The lack of contact between the military and members of America's leadership -- its local and national politicians, academicians, media and cultural elites, and professionals -- is not the only cause of the decline in young people's service. There are two other principal reasons. First, we Americans have become people who increasingly see our country in terms of raw politics. Second, we have become extreme individualists. The lack of personal contact with military people, the politicization of American life and extreme individualism have combined to create a perfect storm militating against certain classes from volunteering for service.

As I said, General McChrystal's disdain for President Obama did not arise in a vacuum. The context is the long simmering resentment by the class of Americans who serve of those who don't. Had Obama served the flavor of this debate would be different.

America needs to understand that we have a professional military that increasingly looks on the culture it serves as morally inferior. And speaking as the father of a Marine who had plenty of neighbors who went shopping as my son went to war, I understand this feeling!

The resentment of the civilian world crops up in the publications of various military or veterans organizations. For instance in the American Legion Magazine there is a recurring theme on the need for veterans to constantly remind the public and legislators of their existence lest they be forgotten. In a special issue on veterans' benefits Congressman Lane Evans, Vietnam vet and advocate for veterans was asked: "What role do you see veterans fulfilling in the effort [to protect vet's benefits from budget cuts]?" He answered, "Veterans' groups should get out there and raise holy hell against what's happening." (American Legion Magazine, June 2005). In other words, vets have to raise "holy hell" to just get what is rightfully theirs from civilians and their civilian leaders, less and less of whom have served.

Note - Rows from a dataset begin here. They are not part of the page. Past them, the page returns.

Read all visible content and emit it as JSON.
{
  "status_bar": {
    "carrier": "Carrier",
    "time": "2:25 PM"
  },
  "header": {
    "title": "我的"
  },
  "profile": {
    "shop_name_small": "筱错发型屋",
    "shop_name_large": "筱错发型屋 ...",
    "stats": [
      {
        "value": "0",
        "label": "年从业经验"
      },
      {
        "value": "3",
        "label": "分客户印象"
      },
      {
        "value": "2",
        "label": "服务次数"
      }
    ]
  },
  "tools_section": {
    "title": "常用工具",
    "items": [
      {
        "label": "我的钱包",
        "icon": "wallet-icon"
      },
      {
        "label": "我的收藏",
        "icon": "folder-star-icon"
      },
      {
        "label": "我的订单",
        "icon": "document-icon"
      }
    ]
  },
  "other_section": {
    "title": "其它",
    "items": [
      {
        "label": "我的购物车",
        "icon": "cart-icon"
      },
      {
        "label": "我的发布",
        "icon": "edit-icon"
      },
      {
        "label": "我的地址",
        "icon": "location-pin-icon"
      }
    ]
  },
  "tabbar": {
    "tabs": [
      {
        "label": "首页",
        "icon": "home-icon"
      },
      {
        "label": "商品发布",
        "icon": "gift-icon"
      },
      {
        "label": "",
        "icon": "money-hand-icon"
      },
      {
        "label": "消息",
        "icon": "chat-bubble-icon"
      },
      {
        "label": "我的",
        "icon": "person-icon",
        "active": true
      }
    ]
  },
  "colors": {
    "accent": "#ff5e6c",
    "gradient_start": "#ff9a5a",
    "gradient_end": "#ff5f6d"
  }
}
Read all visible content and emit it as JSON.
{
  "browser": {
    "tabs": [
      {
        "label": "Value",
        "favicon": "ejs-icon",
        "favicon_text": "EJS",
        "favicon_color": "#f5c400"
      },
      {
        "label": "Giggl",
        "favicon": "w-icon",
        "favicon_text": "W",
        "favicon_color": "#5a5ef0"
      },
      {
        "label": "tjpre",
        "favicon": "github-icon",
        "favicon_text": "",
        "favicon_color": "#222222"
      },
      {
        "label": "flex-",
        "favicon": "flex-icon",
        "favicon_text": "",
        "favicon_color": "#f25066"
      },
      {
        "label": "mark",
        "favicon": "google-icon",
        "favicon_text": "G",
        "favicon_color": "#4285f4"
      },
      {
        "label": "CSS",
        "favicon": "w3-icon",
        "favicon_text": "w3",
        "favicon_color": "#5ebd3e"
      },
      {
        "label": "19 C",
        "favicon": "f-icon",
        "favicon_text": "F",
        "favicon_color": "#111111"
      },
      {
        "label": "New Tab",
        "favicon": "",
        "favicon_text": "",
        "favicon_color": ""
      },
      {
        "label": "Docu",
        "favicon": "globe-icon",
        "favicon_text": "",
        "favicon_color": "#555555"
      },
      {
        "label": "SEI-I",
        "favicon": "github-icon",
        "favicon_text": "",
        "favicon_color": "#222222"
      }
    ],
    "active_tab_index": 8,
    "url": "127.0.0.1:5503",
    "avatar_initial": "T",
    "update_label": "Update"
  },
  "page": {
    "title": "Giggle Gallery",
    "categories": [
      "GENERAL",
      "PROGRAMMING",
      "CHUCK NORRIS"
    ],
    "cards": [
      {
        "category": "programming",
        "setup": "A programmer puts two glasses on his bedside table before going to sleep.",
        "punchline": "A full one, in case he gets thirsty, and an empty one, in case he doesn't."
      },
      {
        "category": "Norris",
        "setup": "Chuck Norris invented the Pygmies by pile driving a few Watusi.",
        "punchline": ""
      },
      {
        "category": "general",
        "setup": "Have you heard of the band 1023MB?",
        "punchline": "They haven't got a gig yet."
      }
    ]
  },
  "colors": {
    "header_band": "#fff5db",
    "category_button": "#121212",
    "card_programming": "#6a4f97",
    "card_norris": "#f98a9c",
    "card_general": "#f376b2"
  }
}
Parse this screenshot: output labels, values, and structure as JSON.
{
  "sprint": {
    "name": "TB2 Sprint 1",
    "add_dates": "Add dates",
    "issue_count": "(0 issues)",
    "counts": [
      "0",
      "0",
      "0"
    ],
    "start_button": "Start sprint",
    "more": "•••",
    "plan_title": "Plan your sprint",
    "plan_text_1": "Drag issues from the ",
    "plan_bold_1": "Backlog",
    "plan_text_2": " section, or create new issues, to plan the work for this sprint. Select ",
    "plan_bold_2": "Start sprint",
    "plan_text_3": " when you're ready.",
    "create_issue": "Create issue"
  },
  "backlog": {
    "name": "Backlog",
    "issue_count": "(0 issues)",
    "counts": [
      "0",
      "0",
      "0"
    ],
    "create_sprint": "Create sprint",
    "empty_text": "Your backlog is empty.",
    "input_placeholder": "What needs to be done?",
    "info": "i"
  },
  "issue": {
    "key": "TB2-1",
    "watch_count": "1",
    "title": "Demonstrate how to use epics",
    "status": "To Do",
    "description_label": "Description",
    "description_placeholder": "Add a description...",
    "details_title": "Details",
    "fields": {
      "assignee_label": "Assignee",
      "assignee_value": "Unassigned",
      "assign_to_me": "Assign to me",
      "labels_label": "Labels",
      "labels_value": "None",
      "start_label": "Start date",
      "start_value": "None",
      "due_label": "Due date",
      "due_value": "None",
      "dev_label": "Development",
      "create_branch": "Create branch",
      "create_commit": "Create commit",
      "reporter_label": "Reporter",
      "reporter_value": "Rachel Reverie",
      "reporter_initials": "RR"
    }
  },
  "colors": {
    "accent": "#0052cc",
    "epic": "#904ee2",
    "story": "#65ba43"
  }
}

What you saw now between the White House and the general being fired is the tip of an iceberg.

New recruits are increasingly second generation military. This is especially so in the officer class, a nation within a nation. We now have a military "class." And face it they don't trust or like the people outside that class who tell them what to do but with no skin in the game.

Our system was set up to have a civilian led military of mostly civilian non-professionals serving for a time then returning to civilian life. We now have a civilian leadership with no military experience in charge of a mercenary professional force with few personal (let alone empathetic) ties to our leaders.

And that force is no longer protecting America only but rather projecting imperial overreach that will lead to more and more loss of American lives for no reason. Expect more trouble.